There are two aspects. One, is that since I was dealing with the RBI and I have dealt with previous governors, I was in the central board, I was dealing with government borrowing and many things which overlapped, many interface with the RBI, and I did know most of the senior executives, even middle level executives, therefore the transition was fairly smooth for me. The big change I find is that in government you are part of the system. Now whether good or bad, you are part of a system. In the RBI, RBI is an institution, but in terms of public perception, everything is attributed to you and you as an individual become much more accountable in the RBI than in government. So therefore the difference between being a senior bureaucrat, a secretary to government of India and governor is that in public perception things are attributed more to RBI governor with regards to RBI affairs than to a secretary to government because the secretary to government is a part of a system. There it is the government, here it is the RBI. It is an institution but the perception is that the governor has done it or governor has not done it. So that is the big difference. In a way on a more serious note, I think you become much more responsible and much more accountable. It is not as if you are not responsible there, but here you have that feeling much more.
A predecessor of yours who like you served in the DEA, served in the finance ministry as secretary and then became RBI Governor, Dr Subbarao, had said that one of the big things he learnt when he came here is RBI is a knowledge institution. Did you get a sense in terms of the amount of information and knowledge available in the institution with respect to financial matters?
I have dealt with RBI fairly closely over the years, not just as secretary, even as a joint secretary budget, I was dealing with RBI executives and it was always evident in any meeting that we attended with RBI in government, that RBI is a repository of a lot of knowledge and information. In fact that was also a reason why we used to consult RBI on many matters, both formally and informally.
What is your sense about the economy troughing out? Does it look like we can see it in this calendar year, will it take a couple of quarters. Month after month we are buffeted by falling auto sales or manufacturing sector or even biscuits, people are complaining that sales are not moving?
The signs of slowdown have been visible for the past few months and that is why we are cutting rates. Now when things will turn and how much it will turn, the wheel will turn upwards, I don’t want to make an estimate but because there are many things which are still playing out.

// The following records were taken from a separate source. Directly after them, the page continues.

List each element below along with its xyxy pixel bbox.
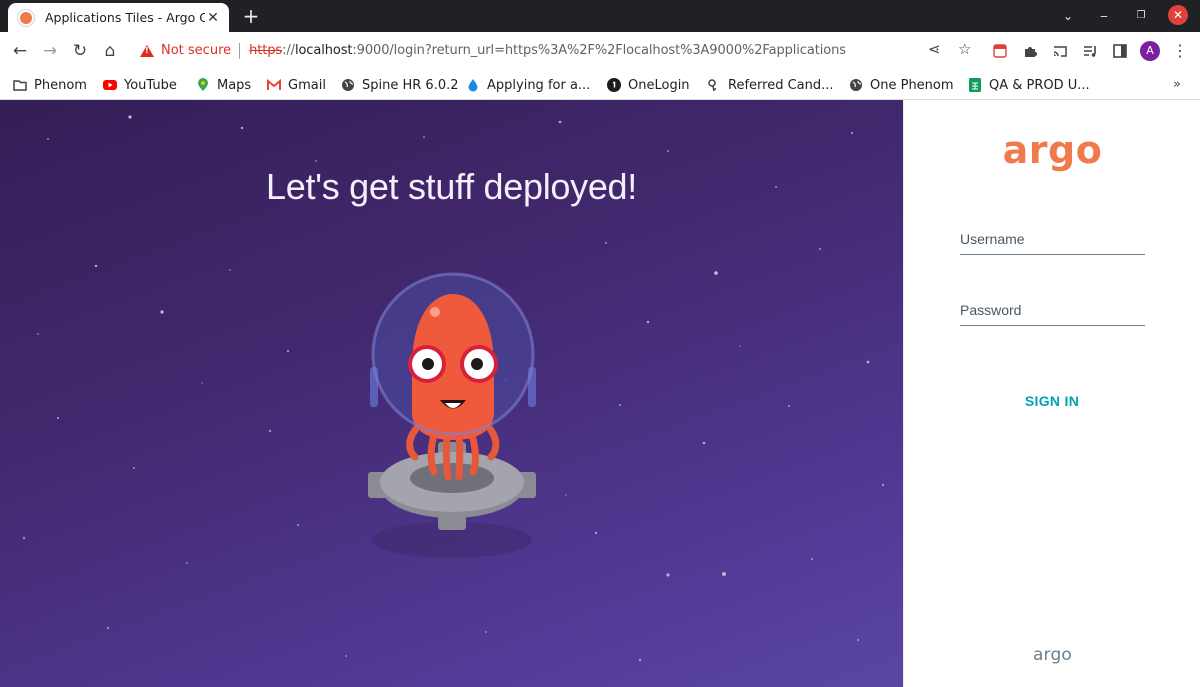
tab-title: Applications Tiles - Argo C [45, 10, 205, 25]
globe-icon [342, 79, 354, 91]
browser-menu-icon[interactable]: ⋮ [1170, 41, 1190, 60]
window-close-button[interactable]: ✕ [1168, 5, 1188, 25]
username-input[interactable] [960, 225, 1145, 255]
tab-search-icon[interactable]: ⌄ [1058, 6, 1078, 26]
gmail-icon [267, 78, 281, 90]
bookmark-youtube[interactable]: YouTube [103, 75, 177, 95]
cast-icon[interactable] [1053, 44, 1067, 58]
argo-octopus-mascot-icon [368, 272, 536, 558]
tab-close-icon[interactable]: ✕ [205, 10, 221, 26]
folder-icon [13, 80, 27, 91]
browser-tab[interactable]: Applications Tiles - Argo C ✕ [8, 3, 229, 32]
address-bar[interactable]: Not secure https://localhost:9000/login?… [128, 35, 983, 66]
profile-avatar[interactable]: A [1140, 41, 1160, 61]
minimize-button[interactable]: ‒ [1094, 6, 1114, 26]
login-panel: argo Username Password SIGN IN argo [903, 100, 1200, 687]
sign-in-button[interactable]: SIGN IN [1002, 386, 1102, 416]
omnibox-divider [239, 42, 241, 59]
hero-panel: Let's get stuff deployed! [0, 100, 903, 687]
argo-favicon-icon [18, 9, 34, 26]
bookmark-gmail[interactable]: Gmail [267, 75, 326, 95]
security-indicator[interactable]: Not secure [161, 43, 231, 58]
sheets-icon [969, 78, 981, 92]
warning-icon [140, 44, 154, 57]
back-arrow-icon[interactable]: ← [8, 39, 32, 63]
bookmark-spine-hr[interactable]: Spine HR 6.0.2 [341, 75, 459, 95]
globe-icon [850, 79, 862, 91]
maps-icon [198, 78, 208, 91]
url-text[interactable]: https://localhost:9000/login?return_url=… [249, 43, 846, 58]
share-icon[interactable]: ⋖ [928, 40, 941, 58]
tab-strip: Applications Tiles - Argo C ✕ + ⌄ ‒ ❐ ✕ [0, 0, 1200, 32]
bookmarks-bar: Phenom YouTube Maps Gmail Spine HR 6.0.2… [0, 69, 1200, 100]
argo-logo: argo [1002, 128, 1103, 172]
password-field[interactable]: Password [960, 296, 1145, 326]
new-tab-button[interactable]: + [240, 4, 262, 28]
side-panel-icon[interactable] [1113, 44, 1127, 58]
footer-argo-logo: argo [1032, 645, 1073, 665]
bookmark-one-phenom[interactable]: One Phenom [849, 75, 954, 95]
bookmark-applying-for[interactable]: Applying for a... [466, 75, 590, 95]
media-controls-icon[interactable] [1083, 44, 1097, 58]
extensions-puzzle-icon[interactable] [1023, 44, 1037, 58]
onelogin-icon [607, 78, 621, 92]
reload-icon[interactable]: ↻ [68, 39, 92, 63]
bookmark-maps[interactable]: Maps [196, 75, 251, 95]
drop-icon [468, 79, 478, 92]
hero-title: Let's get stuff deployed! [266, 166, 637, 207]
bookmark-onelogin[interactable]: OneLogin [607, 75, 690, 95]
password-input[interactable] [960, 296, 1145, 326]
bookmarks-overflow-button[interactable]: » [1173, 77, 1181, 92]
calendar-extension-icon[interactable] [993, 44, 1007, 58]
username-field[interactable]: Username [960, 225, 1145, 255]
browser-toolbar: ← → ↻ ⌂ Not secure https://localhost:900… [0, 32, 1200, 69]
bookmark-star-icon[interactable]: ☆ [958, 40, 971, 58]
bookmark-referred-cand[interactable]: Referred Cand... [707, 75, 834, 95]
bookmark-phenom[interactable]: Phenom [13, 75, 87, 95]
bookmark-qa-prod[interactable]: QA & PROD U... [968, 75, 1090, 95]
restore-button[interactable]: ❐ [1131, 6, 1151, 26]
home-icon[interactable]: ⌂ [98, 39, 122, 63]
forward-arrow-icon[interactable]: → [38, 39, 62, 63]
youtube-icon [103, 80, 117, 90]
key-icon [708, 79, 716, 92]
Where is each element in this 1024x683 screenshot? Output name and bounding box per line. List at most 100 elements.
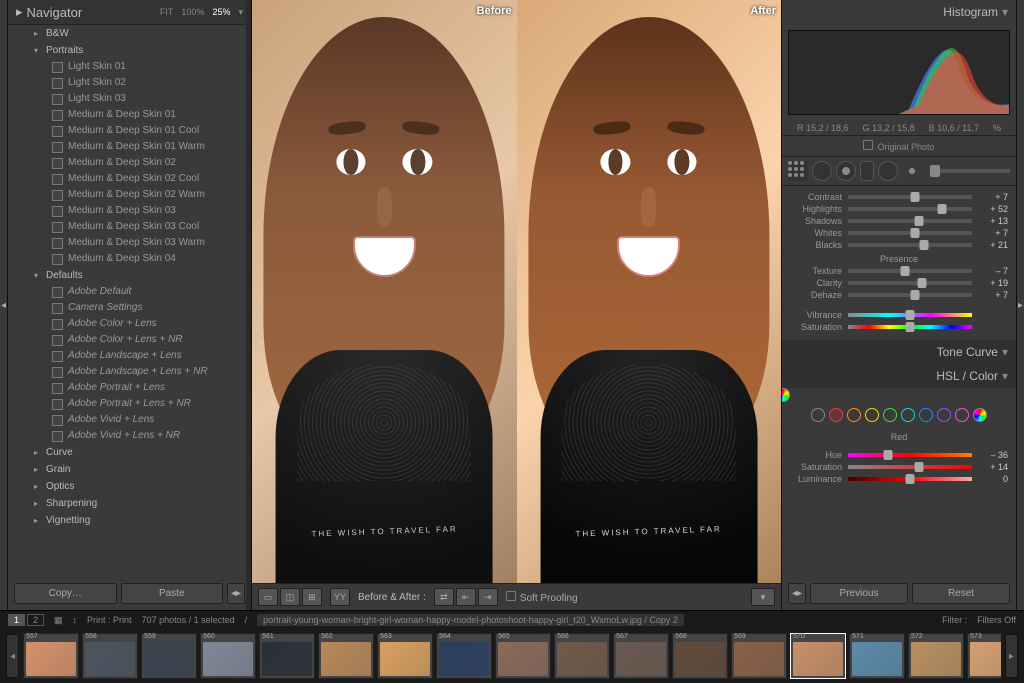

Now for example the Saudi oil crisis – it is something which was totally unanticipated, the trade issue between two largest economies – some statement here, some statement there, it appears that they are going on the brink and then they pull back. So with so much of uncertainties happening all around.
Let us also remember that the Q2 growth, all the advanced economies whether it is the US or Eurozone or Japan everywhere the Q2 growth is lower than the Q1, there is deceleration. I am not trying to sort of justify our slowdown through the prism of the global slowdown although global slowdown does impact our domestic growth and results in slowdown, we have domestic issues also. I think with the right measures taken, things should improve. It is positive trend that government has come out with various steps… they are responding very fast and I don’t think we have learned last from the government with regard to dealing with the current economic situation.
My expectation is that the government will definitely…that it will it will be a continuous process and they would definitely be dealing with other challenges, a few more reforms we have said in our annual report also, a few structural reforms also.
I think one major thing would be in agricultural marketing, definitely I would expect some action from the government with regards to reforms in the agricultural marketing.